Who brings the backing vocals? Other collaborators?
All of the vocals and instruments were recorded by me. The album probably feels so personal, in part, because of this. I had never written and performed my own vocal harmonies before this album. I think the solitude of the recording process and the personal nature of the material opened a window for me where I felt liberated to experiment with singing my own parts. I think this ends up being a big part of the “feel” of the record. I had a lot of moments of spiritual liberation reaching for and hitting those harmonies. A real sense of discovery for me personally. 25 years into this music thing and I feel blessed to still be pushing at the edges of my capabilities, to still be capable of wonder and growth.
Tour? Other news?
I gave up my room in the bay area last year and have been living a regional nomadic life for much of the past year. I had to “recalculate my course” and sacrifice stability for a while so that could keep writing, recording, connecting the dots, reaching for the magic. My tour never ends but it is the world’s Slowest Tour, I am feeling the turtle magic.
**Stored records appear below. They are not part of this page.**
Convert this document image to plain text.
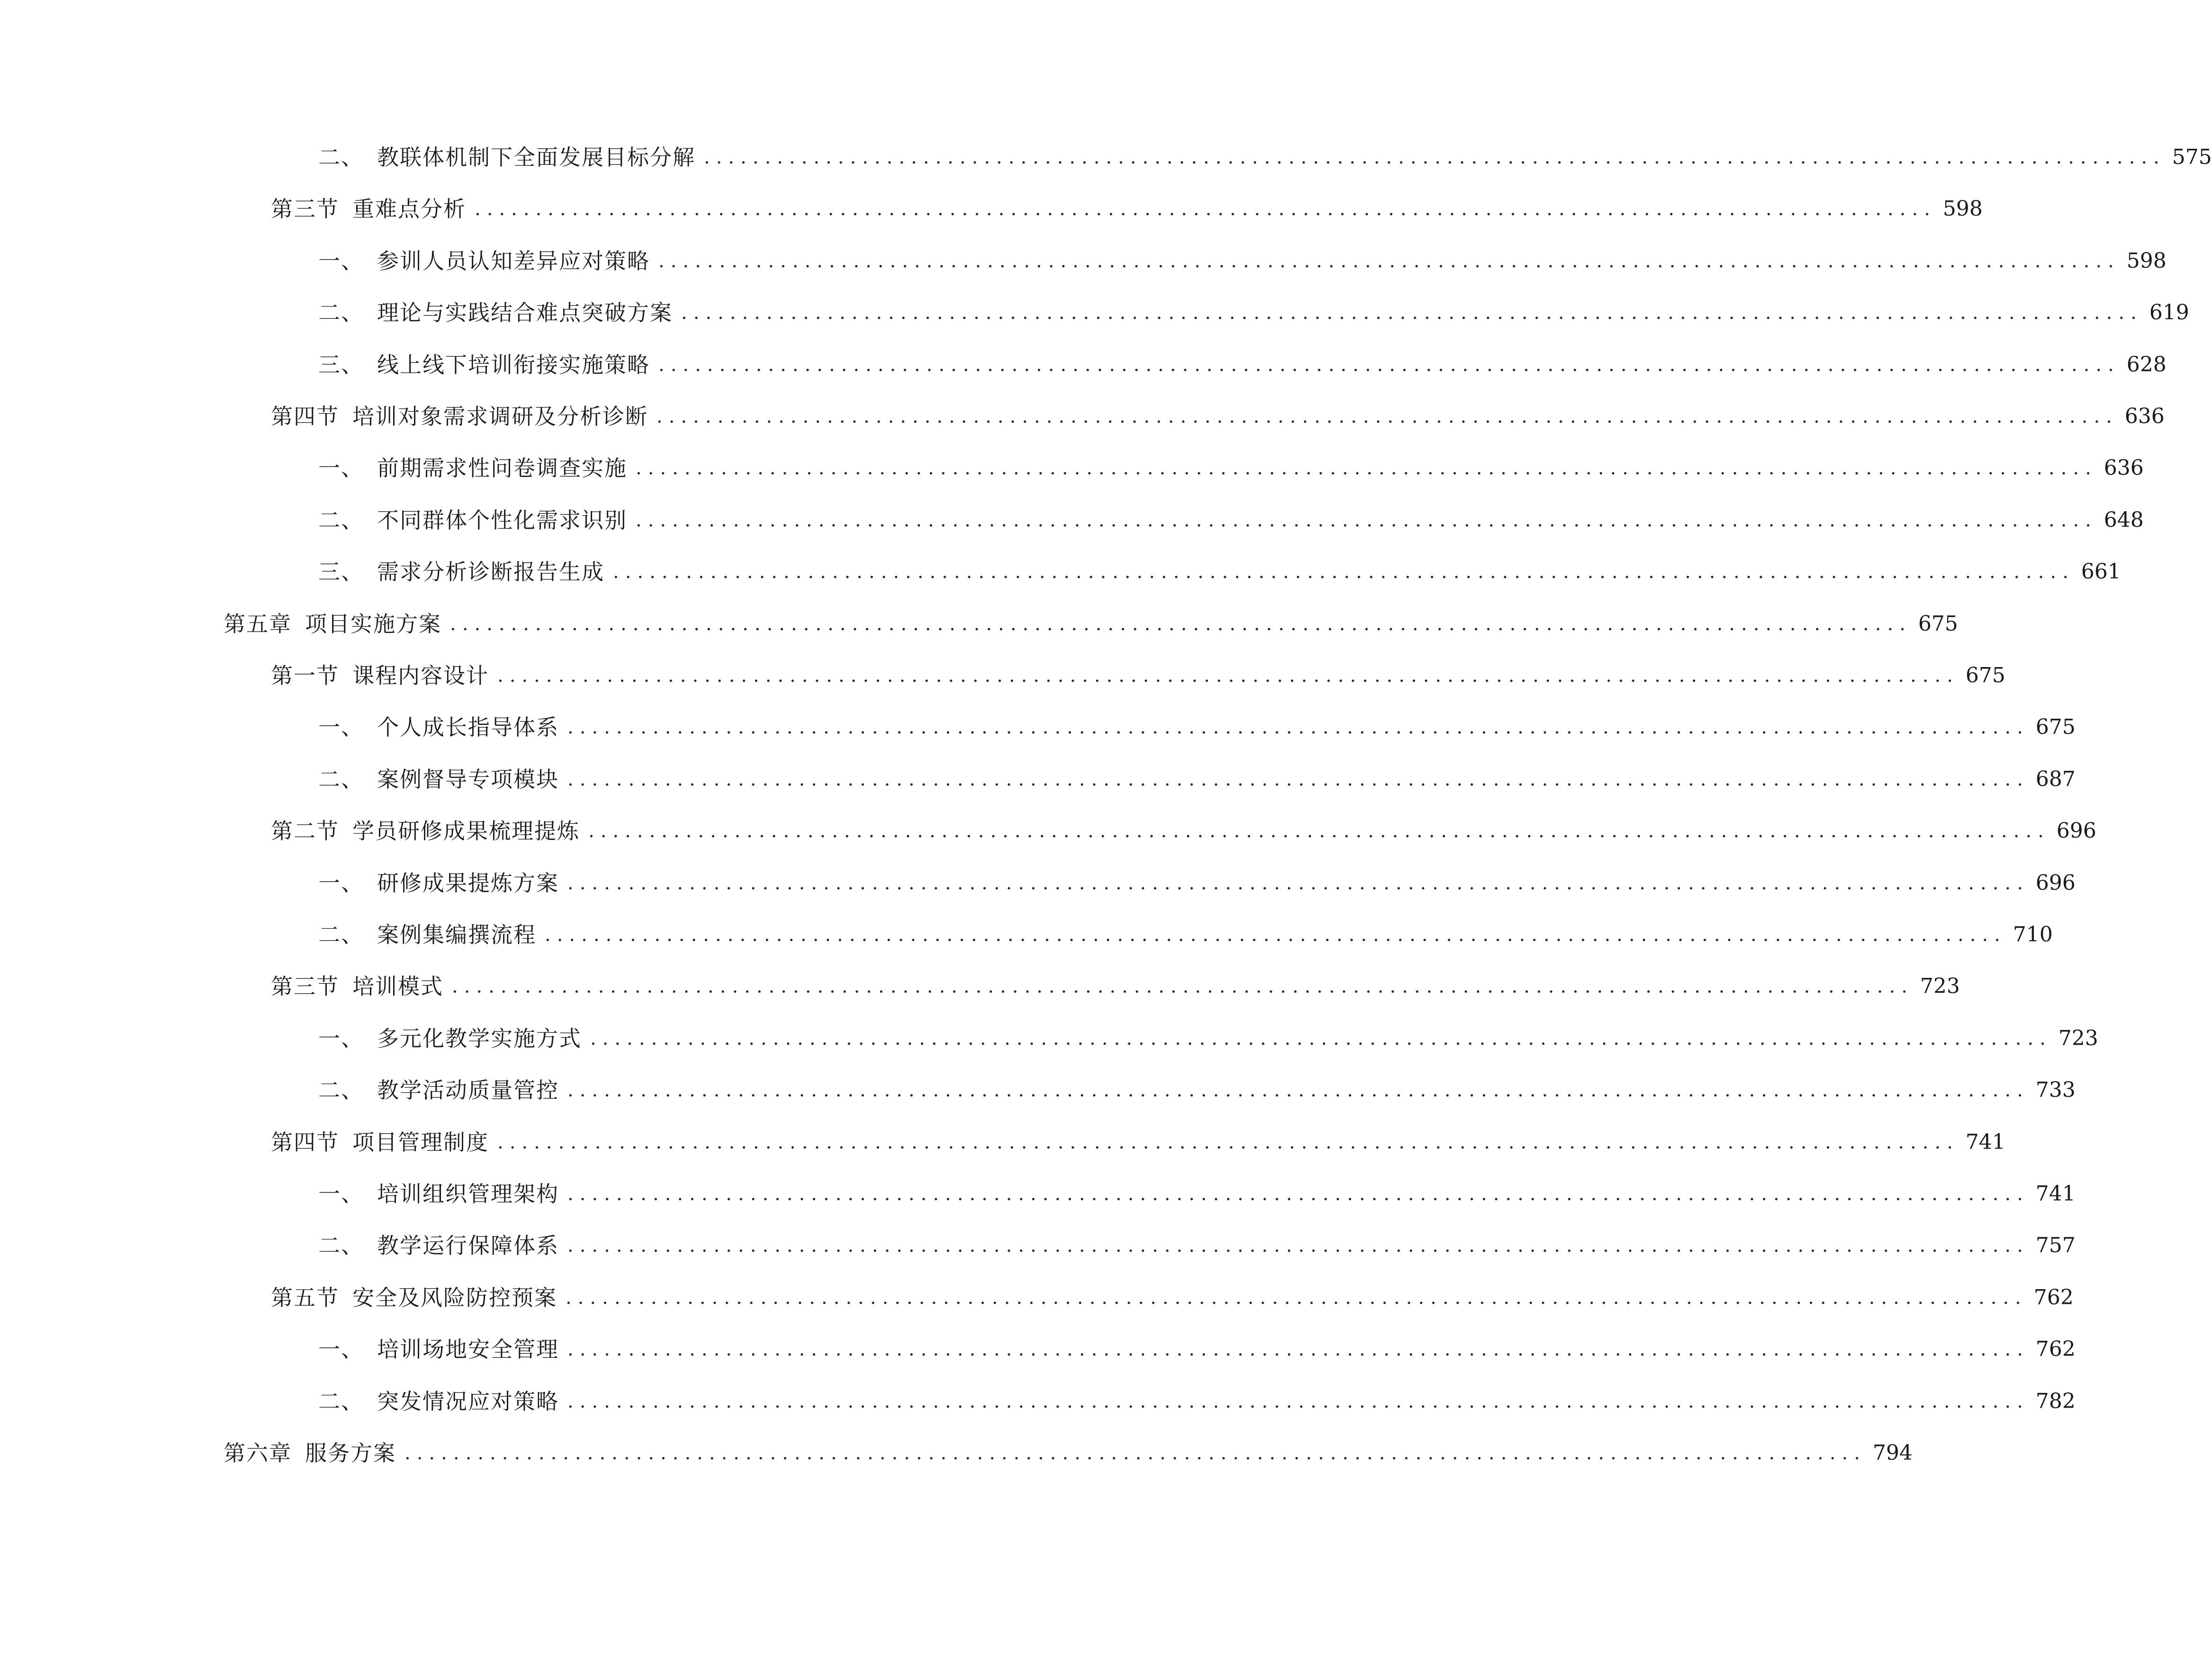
二、 教联体机制下全面发展目标分解 ........................................................................................................................ 575
第三节 重难点分析 ........................................................................................................................ 598
一、 参训人员认知差异应对策略 ........................................................................................................................ 598
二、 理论与实践结合难点突破方案 ........................................................................................................................ 619
三、 线上线下培训衔接实施策略 ........................................................................................................................ 628
第四节 培训对象需求调研及分析诊断 ........................................................................................................................ 636
一、 前期需求性问卷调查实施 ........................................................................................................................ 636
二、 不同群体个性化需求识别 ........................................................................................................................ 648
三、 需求分析诊断报告生成 ........................................................................................................................ 661
第五章 项目实施方案 ........................................................................................................................ 675
第一节 课程内容设计 ........................................................................................................................ 675
一、 个人成长指导体系 ........................................................................................................................ 675
二、 案例督导专项模块 ........................................................................................................................ 687
第二节 学员研修成果梳理提炼 ........................................................................................................................ 696
一、 研修成果提炼方案 ........................................................................................................................ 696
二、 案例集编撰流程 ........................................................................................................................ 710
第三节 培训模式 ........................................................................................................................ 723
一、 多元化教学实施方式 ........................................................................................................................ 723
二、 教学活动质量管控 ........................................................................................................................ 733
第四节 项目管理制度 ........................................................................................................................ 741
一、 培训组织管理架构 ........................................................................................................................ 741
二、 教学运行保障体系 ........................................................................................................................ 757
第五节 安全及风险防控预案 ........................................................................................................................ 762
一、 培训场地安全管理 ........................................................................................................................ 762
二、 突发情况应对策略 ........................................................................................................................ 782
第六章 服务方案 ........................................................................................................................ 794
I would like to go on tour sometime as a solo support act for someone I know and admire, someone like Sonny Smith or Howe (Gelb), something like that would appeal for the opportunity to keep learning from and stealing from those guys.
I am out in Joshua Tree in April to finish the new Trans Van Santos album with my running mate Matt Adams (The Blank Tapes, Burger Records). We are mixing with Nathan Sabatino at the new Loveland Studio location Joshua Tree (Saba moved the longtime Tucson studio to Joshua Tree last year.) Then to LA after the Dead Meadow tour to finish the Old Mexico album (Old Mexico is a new project co-led by Jason Simon of Dead Meadow and myself, with members of both of our bands). In spring, I start a 6 month stint as Resident Artist in Grass Valley, CA. I am going to use the time and space for a large scale project called the “Anthology of the New, Weird West,” a post-modern, pre-flood, update of Harry Smith’s Anthology of American Folk Music wherein I am cast as a Gonzo John Fahey/Harry Smith and my friends are cast as the folk singers for the future myth.